The objectives will be met through the discussion of the incident response handling stages (preparation; identification; containment; eradication; recovery; follow-up) in the presented scenarios. Incident Response team members answer questions posed to the group by the facilitator with regard to their role in the incident response process. The Incident Response Plan has been provided to all team members as a reference for testing. Keep in mind this is not a test but a tool that Coupa will use to gauge our current capacity for responding to an incident. This is as much a learning mechanism for the incident response team members as it is for the exercise facilitators. The data from these exercises will help Coupa to formulate lessons learned and incorporate those findings into the policies and procedures that govern our incident response capability. These exercises will also help team members to understand ALL of the roles outside of their realm of responsibilities within the IR process so that a complete understanding of the processes and procedures will help facilitate a smooth response to future incidents.

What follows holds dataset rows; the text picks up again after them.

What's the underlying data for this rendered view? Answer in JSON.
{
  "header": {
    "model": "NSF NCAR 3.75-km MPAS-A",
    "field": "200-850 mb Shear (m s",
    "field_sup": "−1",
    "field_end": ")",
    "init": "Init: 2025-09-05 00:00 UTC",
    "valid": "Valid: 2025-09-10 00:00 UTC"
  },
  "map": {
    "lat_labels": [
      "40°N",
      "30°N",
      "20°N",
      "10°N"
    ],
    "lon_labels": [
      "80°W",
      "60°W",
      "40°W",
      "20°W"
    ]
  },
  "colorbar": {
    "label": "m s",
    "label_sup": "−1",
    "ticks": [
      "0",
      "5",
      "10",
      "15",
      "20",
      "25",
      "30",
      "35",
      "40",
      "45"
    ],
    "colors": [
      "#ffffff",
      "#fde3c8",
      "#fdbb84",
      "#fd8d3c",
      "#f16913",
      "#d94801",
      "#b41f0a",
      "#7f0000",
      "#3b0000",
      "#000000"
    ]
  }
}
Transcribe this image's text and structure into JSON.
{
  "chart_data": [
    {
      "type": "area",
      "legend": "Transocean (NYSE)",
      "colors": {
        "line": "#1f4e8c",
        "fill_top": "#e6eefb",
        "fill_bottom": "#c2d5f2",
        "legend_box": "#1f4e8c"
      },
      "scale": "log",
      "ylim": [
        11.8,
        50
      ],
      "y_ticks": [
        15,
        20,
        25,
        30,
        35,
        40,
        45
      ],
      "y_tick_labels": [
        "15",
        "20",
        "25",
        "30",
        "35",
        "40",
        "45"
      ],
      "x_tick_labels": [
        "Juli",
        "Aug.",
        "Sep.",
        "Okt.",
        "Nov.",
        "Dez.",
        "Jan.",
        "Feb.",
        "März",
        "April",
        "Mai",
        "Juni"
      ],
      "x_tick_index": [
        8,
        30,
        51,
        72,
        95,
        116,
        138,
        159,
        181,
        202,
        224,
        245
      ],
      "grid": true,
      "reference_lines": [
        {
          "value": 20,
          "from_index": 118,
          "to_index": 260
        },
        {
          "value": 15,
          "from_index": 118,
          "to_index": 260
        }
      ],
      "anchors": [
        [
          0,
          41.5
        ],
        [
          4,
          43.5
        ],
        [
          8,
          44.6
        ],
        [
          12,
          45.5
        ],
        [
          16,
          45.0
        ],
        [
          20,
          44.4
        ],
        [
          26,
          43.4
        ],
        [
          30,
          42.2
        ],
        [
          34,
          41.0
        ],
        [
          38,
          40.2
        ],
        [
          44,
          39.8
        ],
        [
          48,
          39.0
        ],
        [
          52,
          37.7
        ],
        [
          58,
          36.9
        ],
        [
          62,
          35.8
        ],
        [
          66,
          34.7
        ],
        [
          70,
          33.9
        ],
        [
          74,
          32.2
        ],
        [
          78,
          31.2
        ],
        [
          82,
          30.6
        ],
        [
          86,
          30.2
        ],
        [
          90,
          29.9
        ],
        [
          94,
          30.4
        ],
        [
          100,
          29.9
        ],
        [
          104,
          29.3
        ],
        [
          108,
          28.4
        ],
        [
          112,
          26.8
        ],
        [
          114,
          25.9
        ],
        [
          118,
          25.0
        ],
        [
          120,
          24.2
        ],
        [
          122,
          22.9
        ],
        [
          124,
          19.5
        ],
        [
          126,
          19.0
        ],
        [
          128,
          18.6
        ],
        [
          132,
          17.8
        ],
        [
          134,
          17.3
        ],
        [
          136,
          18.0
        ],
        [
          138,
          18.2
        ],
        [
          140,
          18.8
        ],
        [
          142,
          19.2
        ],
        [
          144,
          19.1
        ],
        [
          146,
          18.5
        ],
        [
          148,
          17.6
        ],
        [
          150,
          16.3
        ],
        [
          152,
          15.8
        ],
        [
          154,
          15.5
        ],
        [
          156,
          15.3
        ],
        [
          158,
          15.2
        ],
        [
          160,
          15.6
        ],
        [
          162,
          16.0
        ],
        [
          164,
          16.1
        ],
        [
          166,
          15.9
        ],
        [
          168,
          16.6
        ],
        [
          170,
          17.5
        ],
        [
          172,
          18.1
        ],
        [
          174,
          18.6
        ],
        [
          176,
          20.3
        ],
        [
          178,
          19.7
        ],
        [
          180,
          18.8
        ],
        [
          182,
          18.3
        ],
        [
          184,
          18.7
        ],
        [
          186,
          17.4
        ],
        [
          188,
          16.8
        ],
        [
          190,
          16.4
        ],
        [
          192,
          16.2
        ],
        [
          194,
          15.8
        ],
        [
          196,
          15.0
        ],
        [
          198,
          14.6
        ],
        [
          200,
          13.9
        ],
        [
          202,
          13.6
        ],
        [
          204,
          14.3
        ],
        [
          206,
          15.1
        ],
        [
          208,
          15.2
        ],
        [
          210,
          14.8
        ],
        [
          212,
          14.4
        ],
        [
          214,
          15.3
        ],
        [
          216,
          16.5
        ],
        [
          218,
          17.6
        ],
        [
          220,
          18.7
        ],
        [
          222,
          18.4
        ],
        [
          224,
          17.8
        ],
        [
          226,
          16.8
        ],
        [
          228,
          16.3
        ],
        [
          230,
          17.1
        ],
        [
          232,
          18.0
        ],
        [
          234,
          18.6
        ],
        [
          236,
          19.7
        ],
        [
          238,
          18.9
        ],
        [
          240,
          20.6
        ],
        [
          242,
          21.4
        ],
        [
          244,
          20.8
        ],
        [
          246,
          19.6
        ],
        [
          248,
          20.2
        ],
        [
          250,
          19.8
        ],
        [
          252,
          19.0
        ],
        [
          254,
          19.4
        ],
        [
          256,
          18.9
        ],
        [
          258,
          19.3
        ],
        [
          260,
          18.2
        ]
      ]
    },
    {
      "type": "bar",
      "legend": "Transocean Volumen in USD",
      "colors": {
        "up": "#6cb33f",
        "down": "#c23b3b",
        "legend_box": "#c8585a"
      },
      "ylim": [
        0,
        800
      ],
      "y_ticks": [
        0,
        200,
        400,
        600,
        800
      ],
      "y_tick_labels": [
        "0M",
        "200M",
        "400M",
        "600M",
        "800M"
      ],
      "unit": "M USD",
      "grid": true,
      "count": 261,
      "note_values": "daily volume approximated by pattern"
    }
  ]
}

Business Continuity, Activity Recovery, and Incident Response Testing Results
Results from the Business Continuity and Incident Response testing/exercises are reviewed and combined into one enterprise report. This report will be submitted to leadership and the ERM Team for review and action. Any nonconformities or findings will be documented in the ERM ticketing queue for remediation and closure. The Compliance Manager is responsible for completion of the report and tracking of nonconformities. During the most current testing and exercise period, there were no major findings. All minor findings have been documented and will be tracked until they are resolved.
Coupa has a disaster recovery communication plan for customers. Processes have been established to communicate with customers in the event of a disaster via various outlets. Customers and stakeholders can review the status of the Coupa Spend Platform via the Coupa Support Portal or the Coupa Website.